Passados dois anos, manifestantes ouvidos pela Folha afirmaram que votarão no republicano, mas por falta de opção.
“Infelizmente, Vivek Ramaswamy suspendeu sua campanha”, diz Maria Cortez, 22, que veio do Kansas para participar da marcha. “Há muitos sentimentos mistos em relação a Trump. Pessoalmente, acho que ele é ok, mas houve alguns artigos mostrando que ele não adotou uma posição completamente contrária ao aborto, o que é muito lamentável.”
“Não sei se ele é realmente a melhor escolha, mas parece que ele já está caminhando para a vitória”, completa ela.
“Não amo Trump pessoalmente, mas eu acho que ele provavelmente é o melhor para os bebês. E, agora, essa questão é tão importante que eu votaria nele”, diz Jill Yankie, 52, que viajou do Wisconsin para Washington junto com os dois filhos pequenos para participar da manifestação.
Já Leah Tilson, 22, diz não ter certeza de que votará em Trump, e que pretende ler mais sobre os candidatos antes de tomar uma decisão.
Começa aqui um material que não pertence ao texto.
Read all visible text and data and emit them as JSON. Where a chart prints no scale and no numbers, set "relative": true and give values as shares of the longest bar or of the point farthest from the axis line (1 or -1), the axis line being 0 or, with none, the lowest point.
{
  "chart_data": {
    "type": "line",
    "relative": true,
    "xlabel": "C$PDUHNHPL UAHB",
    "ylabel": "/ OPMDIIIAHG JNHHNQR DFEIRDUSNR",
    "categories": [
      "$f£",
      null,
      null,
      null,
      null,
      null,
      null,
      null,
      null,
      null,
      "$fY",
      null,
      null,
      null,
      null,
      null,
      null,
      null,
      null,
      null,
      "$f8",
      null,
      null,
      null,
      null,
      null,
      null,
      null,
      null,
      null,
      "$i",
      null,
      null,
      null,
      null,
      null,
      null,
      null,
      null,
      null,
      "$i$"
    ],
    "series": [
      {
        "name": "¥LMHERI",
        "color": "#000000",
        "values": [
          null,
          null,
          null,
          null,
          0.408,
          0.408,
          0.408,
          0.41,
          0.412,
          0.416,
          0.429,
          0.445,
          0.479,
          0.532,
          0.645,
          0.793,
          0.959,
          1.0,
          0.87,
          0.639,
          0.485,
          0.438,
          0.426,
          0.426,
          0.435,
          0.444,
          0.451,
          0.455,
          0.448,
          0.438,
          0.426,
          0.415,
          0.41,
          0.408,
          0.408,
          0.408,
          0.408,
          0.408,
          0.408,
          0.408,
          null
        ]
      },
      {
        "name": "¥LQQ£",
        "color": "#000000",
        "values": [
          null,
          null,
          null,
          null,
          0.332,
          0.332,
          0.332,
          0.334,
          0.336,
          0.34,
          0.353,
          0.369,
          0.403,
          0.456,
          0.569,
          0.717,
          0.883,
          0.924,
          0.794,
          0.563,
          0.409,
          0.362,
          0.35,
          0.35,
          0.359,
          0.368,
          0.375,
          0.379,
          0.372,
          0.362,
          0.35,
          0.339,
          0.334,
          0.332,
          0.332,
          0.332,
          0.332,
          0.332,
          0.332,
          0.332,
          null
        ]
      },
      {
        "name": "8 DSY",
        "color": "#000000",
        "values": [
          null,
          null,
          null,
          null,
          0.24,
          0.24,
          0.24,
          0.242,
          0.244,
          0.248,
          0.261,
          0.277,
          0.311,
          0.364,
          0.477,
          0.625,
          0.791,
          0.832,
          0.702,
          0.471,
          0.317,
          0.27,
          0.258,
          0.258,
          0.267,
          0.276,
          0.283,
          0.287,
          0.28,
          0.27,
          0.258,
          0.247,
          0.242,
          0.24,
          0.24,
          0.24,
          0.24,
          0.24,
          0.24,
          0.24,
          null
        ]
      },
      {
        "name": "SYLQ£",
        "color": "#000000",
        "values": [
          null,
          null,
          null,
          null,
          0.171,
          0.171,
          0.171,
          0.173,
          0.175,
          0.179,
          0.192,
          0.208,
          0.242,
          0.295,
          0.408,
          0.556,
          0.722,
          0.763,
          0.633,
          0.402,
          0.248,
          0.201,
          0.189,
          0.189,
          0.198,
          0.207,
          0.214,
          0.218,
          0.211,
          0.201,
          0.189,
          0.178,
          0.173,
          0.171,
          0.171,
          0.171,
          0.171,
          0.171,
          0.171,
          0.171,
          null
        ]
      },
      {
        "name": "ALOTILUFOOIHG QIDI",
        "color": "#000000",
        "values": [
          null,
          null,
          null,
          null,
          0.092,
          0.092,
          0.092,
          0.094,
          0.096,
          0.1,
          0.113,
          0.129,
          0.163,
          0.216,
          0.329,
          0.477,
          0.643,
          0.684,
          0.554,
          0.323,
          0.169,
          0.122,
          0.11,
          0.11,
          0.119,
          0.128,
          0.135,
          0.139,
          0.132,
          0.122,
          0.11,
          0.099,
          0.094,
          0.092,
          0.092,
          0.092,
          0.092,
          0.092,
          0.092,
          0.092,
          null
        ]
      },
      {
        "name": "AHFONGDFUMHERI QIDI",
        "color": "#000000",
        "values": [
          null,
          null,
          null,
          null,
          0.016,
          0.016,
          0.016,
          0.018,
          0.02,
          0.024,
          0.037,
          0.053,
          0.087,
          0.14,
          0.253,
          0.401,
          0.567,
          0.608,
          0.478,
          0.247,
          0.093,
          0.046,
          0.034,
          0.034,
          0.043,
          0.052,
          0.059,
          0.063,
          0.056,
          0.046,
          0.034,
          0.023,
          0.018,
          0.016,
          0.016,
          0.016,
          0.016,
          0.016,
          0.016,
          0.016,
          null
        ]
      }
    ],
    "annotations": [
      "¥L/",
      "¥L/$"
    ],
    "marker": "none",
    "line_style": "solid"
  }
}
Mas “definitivamente” não votará em ninguém que seja “contra a vida”, completa.
“Estou aqui hoje para defender a vida, defender o Evangelho e o que Deus diz sobre a vida. Ele está a favor da vida e Ele morreu na cruz por nós”, afirmou ela ao mesmo tempo em que distribuía cartazes contra o aborto.
O tom da jovem reflete bem o perfil religioso do público do evento, mas contrasta com a tentativa dos organizadores de recalibrar seu discurso, após as seguidas derrotas nos plebiscitos estaduais.
O tema deste ano foi “com cada mulher, com cada criança”, uma forma de responder às críticas de que os ativistas antiaborto se importam mais com a vida dos bebês quando eles ainda estão dentro da barriga de suas mães do que fora. Em seu discurso, Jeanne Mancini, presidente da marcha, enumerou iniciativas que, segundo ela, ajudam mulheres a lidar com uma gestação “inesperada” (a palavra “indesejada” não é usada).
O principal político no palco foi o presidente da Câmara, Mike Johnson, ativista antiaborto mesmo antes de entrar para a política. Em seu discurso, invocando argumentos religiosos, ele reforçou a necessidade de uma “mudança cultural” sobre o tema nos EUA.
Na véspera da marcha, deputados republicanos conseguiram aprovar dois itens da agenda contrária ao aborto. O primeiro é um projeto de lei exige que universitárias grávidas recebam informações sobre opções para manter a gestação, e o segundo impede que o Departamento de Saúde deixe de financiar centros antiaborto de cuidados para gestantes. Os dois textos seguem agora para o Senado.